Chakushin+Ari
Merci à notre lecteur Phil qui nous conseille des films d'horreur nippons, surtout quand il s'agit d'un film de Miike, cinéaste intéressant s'il en est. J'avais vu récemment le remake américain de la chose (une bouse), et il va sans dire que Miike s'en tire bien mieux. Il s'en faut de pas grand-chose, quelques jolis mouvements de caméra, une façon plus subtile d'amener les effets horrifiques, un jeu d'acteur plus fin, et on passe même du tout au tout. Chakushin Ari est tout à fait plaisant, malgré le côté foutoir de son scénario, qui hésite entre film de fantômes, film de technologie déviante, film policier, film surnaturel et lourdes explications psychologiques à base de traumas enfantins dans un bâtiment désaffecté. C'est la mise en scène qui fait gagner des points au bazar : les mouvements circulaires autour des personnages, qui font peser une sorte de présence oppressante sur de nombreux plans pourtant inoffensifs, cette façon aussi d'immobiliser pendant plusieurs secondes uin plan pour mieux orienter notre regard vers le second plan, où tout se joue (la vision effrayante du visage du fantôme qui se dessine derrière sa victime, imperceptiblement).

18443137
Sobrement, Miike fait monter l'angoisse, et le film est relativement flippant si on se laisse aller. Le scénario, encore une fois, n'aide pas : il s'agit d'une sorte de remake de Ring, avec un téléphone portable à la place de la cassette vidéo. Un virus mortel file de personnes en personnes, par le biais de leurs portables : dès qu'un gars meurt, son téléphone appelle quelqu'un d'autre pour lui annoncer sa mort prochaine. Miike s'amuse à fustiger l'abus des nouvelles technologies, c'est pas non plus super courageux mais ça fonctionne ; l'idée cependant ne dure qu'un temps et bientôt il remplace cette piste intéressante par un simple exercice de survie face aux méchants revenants, c'est moins bien.

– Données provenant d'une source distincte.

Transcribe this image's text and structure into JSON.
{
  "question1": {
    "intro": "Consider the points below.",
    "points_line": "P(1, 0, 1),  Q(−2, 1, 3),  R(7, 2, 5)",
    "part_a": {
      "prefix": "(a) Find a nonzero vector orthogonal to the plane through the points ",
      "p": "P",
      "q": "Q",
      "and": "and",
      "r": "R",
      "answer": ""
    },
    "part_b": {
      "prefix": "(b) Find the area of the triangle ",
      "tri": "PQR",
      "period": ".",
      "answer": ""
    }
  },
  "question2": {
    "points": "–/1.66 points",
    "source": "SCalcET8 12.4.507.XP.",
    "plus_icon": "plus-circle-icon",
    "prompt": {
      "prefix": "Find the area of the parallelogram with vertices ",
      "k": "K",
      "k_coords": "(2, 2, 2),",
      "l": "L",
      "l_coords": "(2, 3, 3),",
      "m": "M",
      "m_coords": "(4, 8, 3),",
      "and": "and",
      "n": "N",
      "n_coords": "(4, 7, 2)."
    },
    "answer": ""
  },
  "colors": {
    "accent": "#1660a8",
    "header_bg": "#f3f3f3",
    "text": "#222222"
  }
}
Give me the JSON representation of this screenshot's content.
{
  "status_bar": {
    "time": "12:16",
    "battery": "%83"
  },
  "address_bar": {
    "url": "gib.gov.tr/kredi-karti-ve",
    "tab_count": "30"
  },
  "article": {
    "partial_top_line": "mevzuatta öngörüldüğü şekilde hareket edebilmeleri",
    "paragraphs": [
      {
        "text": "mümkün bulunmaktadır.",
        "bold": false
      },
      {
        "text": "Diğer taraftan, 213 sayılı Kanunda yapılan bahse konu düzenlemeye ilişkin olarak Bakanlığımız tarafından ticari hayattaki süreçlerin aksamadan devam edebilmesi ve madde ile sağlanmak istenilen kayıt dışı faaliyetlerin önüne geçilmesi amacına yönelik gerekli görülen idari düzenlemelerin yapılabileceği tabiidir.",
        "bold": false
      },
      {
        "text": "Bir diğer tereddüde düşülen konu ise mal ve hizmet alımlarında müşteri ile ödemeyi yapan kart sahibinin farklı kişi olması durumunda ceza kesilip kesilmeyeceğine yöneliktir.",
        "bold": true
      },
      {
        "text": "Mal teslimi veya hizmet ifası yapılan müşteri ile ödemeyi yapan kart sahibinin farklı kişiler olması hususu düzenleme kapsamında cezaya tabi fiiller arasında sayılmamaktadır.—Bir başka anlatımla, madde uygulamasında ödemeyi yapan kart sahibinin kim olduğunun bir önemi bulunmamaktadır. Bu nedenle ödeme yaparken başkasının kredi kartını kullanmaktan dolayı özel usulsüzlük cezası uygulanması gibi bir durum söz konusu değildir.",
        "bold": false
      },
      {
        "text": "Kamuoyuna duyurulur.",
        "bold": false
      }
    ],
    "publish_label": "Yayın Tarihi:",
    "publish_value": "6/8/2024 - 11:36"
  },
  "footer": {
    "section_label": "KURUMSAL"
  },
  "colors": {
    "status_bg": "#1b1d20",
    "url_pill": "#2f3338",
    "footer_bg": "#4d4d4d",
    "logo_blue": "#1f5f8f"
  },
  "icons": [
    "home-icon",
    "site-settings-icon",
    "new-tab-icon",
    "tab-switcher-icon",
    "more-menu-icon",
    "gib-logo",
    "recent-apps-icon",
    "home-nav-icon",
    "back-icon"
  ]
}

La fin, qui louche vraiment vers Hideo Nakata, n'est vraiment pas à la hauteur du maître, se fourvoyant dans des sur-explications inutiles mélant culpabilité maternelle et jalousie fratricide. Même le fantôme final (un dégoulinant cadavre assez peu hygiénique) semble un peu cheap. Surtout, on n'oublie pas que c'est Miike aux manettes, l'un des cinéastes les plus barrés du monde, et du coup on sent bien que ce film-là le freine un peu dans ses élans. De facture trop classique, privé d'aspérités ou de soufre, il semble être le film le plus sage de son auteur, ce qui est bien dommage. Au final, bof bof bof, peut mieux faire. Mais merci quand même, hein, Phil, ça va de soi.